Intro

The cache system is an elegant and essential part of computers, and it is so imperceptible that people seldom pay attention to it. I will implement a universal structure for a sound cache system in this post.

Types of cache

Usually, based on how it maps data, there are three types of cache systems.

  • directly-mapped cache
  • fully-associated cache
  • set-associated cache

In brief, a directly-mapped cache always maps data into a certain block based on its address, which is extremely simple and fast. And a fully-associated cache maps to an arbitrary usable block, which lowers the possibility of conflicts. As a result, a directly-mapped cache has to replace blocks frequently since some data may scramble for the same block. On the other hand, a fully-associated cache should pay a great overhead for comparing all blocks whenever there is random access. Therefore, as the combination of the two aforementioned types, there is the set-associated cache. The cost of comparison is decreased by packing several blocks into a set and making it a FA cache. Moreover, the accessing efficiency is maintained by introducing more sets. Since this is not a post for the basics of cache systems, we will skip the detailed mechanism of each cache system.

Preparation

To implement those three types efficiently, defining one class and emulating all, we should focus on their common features. The conclusion is that a DM cache is an n-set 1-block SA cache and a FA cache is a 1-set m-block SA cache. Hence, rather than considering SA cache as the combination of DM cache and FA cache, it would be better to treat DM cache and FA cache as the special corner cases of SA cache. Furthermore, the main memory is necessary for the cache system. But implementing the main memory class will be predictably tedious work as well. Therefore, instead of implementing a special main memory, let’s just regard it as a 1-set 1-block cache in which the only block is valid at the time of initialization. Then with a clever way of identifying cache and memory, every part of our implementation can share the same interfaces.

Workflow

In this section, we are stepping closer to the actual implementation. Different from reading data, consistency should be carefully taken care of when writing. Since there are some modified values, the exact timing of reflecting it to the lower layer is crucial, and there are mainly two methods of reflecting modified data.

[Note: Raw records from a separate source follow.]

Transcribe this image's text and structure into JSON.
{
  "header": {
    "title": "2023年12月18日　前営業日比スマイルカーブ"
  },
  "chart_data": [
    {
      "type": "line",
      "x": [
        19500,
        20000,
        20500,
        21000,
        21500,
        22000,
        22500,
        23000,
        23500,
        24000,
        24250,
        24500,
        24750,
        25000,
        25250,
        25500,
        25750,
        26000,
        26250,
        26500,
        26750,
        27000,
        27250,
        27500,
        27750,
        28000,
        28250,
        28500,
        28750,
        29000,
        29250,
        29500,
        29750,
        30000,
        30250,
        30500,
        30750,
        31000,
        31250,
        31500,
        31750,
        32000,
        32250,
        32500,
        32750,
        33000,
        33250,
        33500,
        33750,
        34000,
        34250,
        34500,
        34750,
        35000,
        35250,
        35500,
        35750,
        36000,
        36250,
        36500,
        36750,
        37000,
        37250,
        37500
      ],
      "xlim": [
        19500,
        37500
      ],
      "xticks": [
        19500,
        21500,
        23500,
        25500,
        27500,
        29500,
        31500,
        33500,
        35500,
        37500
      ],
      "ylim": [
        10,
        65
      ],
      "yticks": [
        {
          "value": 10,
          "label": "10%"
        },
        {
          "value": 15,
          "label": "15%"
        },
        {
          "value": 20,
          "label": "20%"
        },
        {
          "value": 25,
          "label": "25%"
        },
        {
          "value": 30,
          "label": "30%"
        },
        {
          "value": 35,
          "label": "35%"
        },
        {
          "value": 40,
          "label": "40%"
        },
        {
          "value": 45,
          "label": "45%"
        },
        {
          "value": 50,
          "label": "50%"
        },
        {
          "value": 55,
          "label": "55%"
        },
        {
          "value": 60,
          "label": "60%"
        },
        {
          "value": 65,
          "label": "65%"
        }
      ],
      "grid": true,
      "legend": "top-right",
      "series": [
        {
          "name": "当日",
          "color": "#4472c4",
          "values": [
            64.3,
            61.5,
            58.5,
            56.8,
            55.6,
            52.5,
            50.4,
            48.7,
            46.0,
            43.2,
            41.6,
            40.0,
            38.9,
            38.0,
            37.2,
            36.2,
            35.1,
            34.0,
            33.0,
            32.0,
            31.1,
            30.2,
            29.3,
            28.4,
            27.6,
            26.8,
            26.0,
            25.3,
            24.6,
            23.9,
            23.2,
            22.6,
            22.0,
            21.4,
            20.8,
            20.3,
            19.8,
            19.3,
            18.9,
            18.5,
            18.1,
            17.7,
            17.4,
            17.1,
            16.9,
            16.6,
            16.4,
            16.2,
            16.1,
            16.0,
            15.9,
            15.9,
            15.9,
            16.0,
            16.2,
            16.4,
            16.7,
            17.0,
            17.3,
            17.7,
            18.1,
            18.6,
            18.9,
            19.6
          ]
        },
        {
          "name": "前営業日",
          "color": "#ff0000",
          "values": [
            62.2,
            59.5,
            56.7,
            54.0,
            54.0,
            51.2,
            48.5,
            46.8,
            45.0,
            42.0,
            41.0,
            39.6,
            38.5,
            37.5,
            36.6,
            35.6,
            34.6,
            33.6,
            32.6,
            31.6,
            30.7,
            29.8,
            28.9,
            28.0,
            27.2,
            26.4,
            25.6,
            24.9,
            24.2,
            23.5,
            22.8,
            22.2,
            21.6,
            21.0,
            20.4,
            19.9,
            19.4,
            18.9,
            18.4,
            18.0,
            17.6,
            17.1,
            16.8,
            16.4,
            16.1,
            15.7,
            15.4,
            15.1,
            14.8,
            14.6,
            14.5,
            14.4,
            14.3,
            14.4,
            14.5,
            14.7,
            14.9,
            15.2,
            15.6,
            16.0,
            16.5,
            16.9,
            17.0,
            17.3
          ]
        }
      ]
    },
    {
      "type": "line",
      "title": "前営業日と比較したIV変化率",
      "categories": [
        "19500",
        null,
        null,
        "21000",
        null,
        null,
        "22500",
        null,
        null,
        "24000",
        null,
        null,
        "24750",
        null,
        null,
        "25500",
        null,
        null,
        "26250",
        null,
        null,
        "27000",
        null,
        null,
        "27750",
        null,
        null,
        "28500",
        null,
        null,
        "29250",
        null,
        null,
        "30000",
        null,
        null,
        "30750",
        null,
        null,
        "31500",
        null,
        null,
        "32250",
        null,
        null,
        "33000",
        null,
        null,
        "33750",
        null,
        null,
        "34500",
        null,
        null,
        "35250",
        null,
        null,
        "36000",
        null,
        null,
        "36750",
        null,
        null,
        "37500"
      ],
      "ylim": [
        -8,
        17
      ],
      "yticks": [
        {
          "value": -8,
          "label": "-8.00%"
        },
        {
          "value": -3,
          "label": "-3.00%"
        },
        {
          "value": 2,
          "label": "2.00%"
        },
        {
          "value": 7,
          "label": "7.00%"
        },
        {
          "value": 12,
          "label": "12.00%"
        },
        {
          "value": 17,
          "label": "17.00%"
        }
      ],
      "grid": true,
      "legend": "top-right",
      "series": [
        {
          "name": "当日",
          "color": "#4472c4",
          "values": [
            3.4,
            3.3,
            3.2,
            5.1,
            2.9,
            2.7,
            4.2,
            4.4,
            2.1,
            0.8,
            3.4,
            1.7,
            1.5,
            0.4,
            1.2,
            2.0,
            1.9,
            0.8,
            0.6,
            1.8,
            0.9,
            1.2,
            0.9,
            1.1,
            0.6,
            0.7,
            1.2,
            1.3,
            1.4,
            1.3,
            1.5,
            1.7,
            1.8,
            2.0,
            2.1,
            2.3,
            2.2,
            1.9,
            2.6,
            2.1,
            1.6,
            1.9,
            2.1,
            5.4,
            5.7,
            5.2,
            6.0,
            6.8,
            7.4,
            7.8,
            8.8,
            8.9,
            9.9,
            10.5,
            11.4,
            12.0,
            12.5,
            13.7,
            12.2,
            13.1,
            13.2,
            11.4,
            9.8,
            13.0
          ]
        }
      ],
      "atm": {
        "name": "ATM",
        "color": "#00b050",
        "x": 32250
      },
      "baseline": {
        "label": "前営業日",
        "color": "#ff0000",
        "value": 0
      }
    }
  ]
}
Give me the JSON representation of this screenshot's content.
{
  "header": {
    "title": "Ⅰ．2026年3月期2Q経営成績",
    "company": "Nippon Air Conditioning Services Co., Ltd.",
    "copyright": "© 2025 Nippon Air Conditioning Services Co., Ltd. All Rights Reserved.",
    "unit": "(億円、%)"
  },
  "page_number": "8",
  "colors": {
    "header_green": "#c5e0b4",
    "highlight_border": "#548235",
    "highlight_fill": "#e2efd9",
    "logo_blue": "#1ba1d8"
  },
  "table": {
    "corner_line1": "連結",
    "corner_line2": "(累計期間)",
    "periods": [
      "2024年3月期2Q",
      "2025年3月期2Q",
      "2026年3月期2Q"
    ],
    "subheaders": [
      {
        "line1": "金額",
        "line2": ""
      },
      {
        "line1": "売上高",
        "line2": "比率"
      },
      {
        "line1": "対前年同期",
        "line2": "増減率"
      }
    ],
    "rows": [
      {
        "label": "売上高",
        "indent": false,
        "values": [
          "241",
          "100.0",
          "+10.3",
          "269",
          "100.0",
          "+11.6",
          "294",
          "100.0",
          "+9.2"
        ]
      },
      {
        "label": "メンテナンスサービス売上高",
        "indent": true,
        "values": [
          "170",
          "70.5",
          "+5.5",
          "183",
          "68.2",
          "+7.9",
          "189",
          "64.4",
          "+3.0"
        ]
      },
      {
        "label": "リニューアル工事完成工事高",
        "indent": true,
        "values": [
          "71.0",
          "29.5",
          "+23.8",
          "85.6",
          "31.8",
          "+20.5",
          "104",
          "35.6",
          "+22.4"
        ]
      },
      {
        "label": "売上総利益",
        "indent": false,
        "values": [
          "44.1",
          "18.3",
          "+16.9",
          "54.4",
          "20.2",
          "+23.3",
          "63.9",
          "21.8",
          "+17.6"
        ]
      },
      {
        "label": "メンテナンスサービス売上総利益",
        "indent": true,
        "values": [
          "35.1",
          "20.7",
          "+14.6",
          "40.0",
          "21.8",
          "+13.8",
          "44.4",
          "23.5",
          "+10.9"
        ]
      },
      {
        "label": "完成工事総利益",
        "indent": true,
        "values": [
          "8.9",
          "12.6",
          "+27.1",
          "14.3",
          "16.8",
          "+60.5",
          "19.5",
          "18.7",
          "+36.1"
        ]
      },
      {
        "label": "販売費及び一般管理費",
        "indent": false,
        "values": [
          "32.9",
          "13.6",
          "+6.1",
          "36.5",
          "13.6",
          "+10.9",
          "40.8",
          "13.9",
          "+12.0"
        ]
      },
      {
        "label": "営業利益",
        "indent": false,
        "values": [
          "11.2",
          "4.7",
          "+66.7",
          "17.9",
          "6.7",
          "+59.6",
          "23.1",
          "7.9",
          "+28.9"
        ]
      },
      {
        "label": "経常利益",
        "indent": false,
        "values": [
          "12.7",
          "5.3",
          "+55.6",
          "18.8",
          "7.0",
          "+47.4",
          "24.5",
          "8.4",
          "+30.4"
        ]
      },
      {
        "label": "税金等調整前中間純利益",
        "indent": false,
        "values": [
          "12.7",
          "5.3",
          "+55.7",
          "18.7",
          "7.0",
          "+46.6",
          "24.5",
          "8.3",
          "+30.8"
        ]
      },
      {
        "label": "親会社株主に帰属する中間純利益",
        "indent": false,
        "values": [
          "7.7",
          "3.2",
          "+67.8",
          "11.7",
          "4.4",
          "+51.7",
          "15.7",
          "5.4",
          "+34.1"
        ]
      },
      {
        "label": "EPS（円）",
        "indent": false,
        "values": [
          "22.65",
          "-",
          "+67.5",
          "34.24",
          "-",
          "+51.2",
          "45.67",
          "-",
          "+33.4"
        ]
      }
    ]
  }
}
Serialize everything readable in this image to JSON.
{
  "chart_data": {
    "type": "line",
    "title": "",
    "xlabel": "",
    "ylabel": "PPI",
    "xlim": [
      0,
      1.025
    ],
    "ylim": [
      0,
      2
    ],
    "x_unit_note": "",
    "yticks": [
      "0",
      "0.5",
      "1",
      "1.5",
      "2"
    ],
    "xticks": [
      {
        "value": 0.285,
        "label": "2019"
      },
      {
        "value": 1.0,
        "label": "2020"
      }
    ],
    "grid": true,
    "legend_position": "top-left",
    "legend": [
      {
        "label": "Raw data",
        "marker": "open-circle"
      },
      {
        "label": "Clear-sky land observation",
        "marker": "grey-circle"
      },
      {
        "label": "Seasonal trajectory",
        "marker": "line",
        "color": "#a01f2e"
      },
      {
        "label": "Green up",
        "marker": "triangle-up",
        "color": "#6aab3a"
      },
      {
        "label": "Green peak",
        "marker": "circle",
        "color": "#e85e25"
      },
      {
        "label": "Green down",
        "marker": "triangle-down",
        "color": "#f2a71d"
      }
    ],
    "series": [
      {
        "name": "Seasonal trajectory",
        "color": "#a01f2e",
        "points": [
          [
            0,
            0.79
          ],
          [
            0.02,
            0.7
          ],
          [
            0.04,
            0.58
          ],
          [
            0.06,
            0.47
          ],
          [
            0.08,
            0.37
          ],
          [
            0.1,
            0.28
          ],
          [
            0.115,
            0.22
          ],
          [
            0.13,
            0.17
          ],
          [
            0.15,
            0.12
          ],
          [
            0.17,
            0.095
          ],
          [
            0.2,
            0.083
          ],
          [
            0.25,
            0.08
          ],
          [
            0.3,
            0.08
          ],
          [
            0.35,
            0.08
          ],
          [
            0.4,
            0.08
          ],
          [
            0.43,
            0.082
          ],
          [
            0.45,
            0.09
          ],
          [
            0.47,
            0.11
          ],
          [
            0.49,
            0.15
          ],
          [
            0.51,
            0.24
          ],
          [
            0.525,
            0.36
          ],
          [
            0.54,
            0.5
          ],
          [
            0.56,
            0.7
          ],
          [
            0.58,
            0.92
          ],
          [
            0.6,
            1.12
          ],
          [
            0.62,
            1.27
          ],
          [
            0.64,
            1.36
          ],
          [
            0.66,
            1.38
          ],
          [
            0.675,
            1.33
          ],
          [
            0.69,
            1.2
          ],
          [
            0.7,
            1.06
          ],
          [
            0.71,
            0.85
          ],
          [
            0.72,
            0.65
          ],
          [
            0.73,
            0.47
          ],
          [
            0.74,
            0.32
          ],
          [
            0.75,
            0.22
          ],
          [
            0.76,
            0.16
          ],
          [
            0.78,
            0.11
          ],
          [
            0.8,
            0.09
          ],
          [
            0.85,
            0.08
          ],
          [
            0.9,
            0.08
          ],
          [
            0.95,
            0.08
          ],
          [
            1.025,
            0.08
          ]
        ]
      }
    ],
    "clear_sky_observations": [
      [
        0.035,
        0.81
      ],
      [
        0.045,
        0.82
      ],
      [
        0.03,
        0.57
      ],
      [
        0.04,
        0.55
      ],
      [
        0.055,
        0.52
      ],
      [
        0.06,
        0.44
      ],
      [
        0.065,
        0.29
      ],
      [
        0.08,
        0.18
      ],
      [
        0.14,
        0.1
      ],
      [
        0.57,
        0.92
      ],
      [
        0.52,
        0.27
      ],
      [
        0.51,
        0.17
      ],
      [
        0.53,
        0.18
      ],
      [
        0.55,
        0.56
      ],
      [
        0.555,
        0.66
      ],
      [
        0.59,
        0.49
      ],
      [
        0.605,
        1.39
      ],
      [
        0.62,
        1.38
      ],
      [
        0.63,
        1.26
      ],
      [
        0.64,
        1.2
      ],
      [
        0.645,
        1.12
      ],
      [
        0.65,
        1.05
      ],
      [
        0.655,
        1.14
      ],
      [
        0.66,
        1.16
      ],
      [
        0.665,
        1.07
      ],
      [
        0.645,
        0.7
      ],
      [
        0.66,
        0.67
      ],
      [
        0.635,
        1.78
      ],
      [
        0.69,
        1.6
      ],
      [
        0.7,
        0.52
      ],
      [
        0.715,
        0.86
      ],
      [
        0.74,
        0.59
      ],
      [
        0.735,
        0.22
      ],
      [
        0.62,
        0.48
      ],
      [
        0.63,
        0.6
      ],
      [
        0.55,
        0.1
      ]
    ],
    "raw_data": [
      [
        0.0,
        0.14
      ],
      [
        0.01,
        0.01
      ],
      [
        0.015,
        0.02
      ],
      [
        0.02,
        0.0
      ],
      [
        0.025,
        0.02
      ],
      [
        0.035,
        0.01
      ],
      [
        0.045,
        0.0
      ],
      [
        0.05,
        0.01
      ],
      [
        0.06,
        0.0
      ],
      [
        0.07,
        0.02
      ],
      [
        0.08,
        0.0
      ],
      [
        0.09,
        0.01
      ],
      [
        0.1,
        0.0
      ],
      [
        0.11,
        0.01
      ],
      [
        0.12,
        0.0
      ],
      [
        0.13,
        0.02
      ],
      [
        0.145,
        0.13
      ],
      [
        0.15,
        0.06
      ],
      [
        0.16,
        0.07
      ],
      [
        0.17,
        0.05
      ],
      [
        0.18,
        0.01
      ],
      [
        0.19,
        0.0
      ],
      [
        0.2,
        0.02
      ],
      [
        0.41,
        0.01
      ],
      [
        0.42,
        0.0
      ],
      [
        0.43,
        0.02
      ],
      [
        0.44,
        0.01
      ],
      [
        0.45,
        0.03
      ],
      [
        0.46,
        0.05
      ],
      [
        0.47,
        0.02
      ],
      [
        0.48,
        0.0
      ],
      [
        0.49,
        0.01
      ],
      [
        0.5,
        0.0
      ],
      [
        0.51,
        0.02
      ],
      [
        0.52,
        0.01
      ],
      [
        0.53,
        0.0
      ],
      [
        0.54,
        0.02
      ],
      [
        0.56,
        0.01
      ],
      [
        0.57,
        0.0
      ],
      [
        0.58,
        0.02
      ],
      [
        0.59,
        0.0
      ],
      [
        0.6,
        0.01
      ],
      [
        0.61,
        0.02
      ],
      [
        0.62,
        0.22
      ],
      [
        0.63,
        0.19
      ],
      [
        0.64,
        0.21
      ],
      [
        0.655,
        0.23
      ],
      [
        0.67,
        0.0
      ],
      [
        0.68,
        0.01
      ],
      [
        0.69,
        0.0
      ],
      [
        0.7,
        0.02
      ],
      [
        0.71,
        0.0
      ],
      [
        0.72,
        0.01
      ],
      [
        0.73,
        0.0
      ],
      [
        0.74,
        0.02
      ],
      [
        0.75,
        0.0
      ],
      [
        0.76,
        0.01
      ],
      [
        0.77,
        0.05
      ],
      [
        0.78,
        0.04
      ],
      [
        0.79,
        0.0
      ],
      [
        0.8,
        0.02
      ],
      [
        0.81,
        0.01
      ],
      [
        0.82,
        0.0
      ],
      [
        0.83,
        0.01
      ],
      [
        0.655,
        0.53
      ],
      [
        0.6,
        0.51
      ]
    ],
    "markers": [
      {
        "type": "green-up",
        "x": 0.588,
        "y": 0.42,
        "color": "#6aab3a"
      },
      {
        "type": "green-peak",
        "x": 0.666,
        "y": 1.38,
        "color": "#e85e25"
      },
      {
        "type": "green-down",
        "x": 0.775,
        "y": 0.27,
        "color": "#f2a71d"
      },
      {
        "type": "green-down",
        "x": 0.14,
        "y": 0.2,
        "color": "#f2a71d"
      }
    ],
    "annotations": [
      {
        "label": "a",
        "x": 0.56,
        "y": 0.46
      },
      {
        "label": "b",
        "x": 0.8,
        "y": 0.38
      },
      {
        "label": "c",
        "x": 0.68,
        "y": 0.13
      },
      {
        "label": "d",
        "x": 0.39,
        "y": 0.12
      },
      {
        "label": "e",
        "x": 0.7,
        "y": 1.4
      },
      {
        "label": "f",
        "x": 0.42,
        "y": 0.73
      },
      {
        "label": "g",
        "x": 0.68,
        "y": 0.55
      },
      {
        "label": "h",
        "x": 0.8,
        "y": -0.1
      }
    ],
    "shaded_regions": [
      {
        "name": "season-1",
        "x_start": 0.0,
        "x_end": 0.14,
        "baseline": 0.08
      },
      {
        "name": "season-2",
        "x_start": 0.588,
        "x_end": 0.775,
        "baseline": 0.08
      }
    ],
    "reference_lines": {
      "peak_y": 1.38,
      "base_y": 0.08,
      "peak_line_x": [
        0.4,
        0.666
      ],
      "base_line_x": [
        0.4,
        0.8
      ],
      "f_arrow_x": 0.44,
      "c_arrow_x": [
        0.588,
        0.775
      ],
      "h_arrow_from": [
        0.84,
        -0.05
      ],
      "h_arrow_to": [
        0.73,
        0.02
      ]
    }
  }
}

  • write-through: write back immediately when modified
  • write-allocate: write back when the block is about to be replaced

Besides these two, one optional strategy is write-through for the 1st modification and then write-allocate. In my implementation, write-allocate is adopted. As a result, the reading and writing flow could be described as follows, and the implementation is explicit and intuitive.

Cache class

The actual designs are divided into two parts, one for the overall cache system and another for the cache block that stores data. Convincing the upper layer that its next layer has the wanted data, we may universalize the structure with the design pattern of CoR. Once a cache miss happened at the upper layer, just calling data from the lower layer would be fine. Therefore, the upper layer shall never consider how the lower layer provides those data.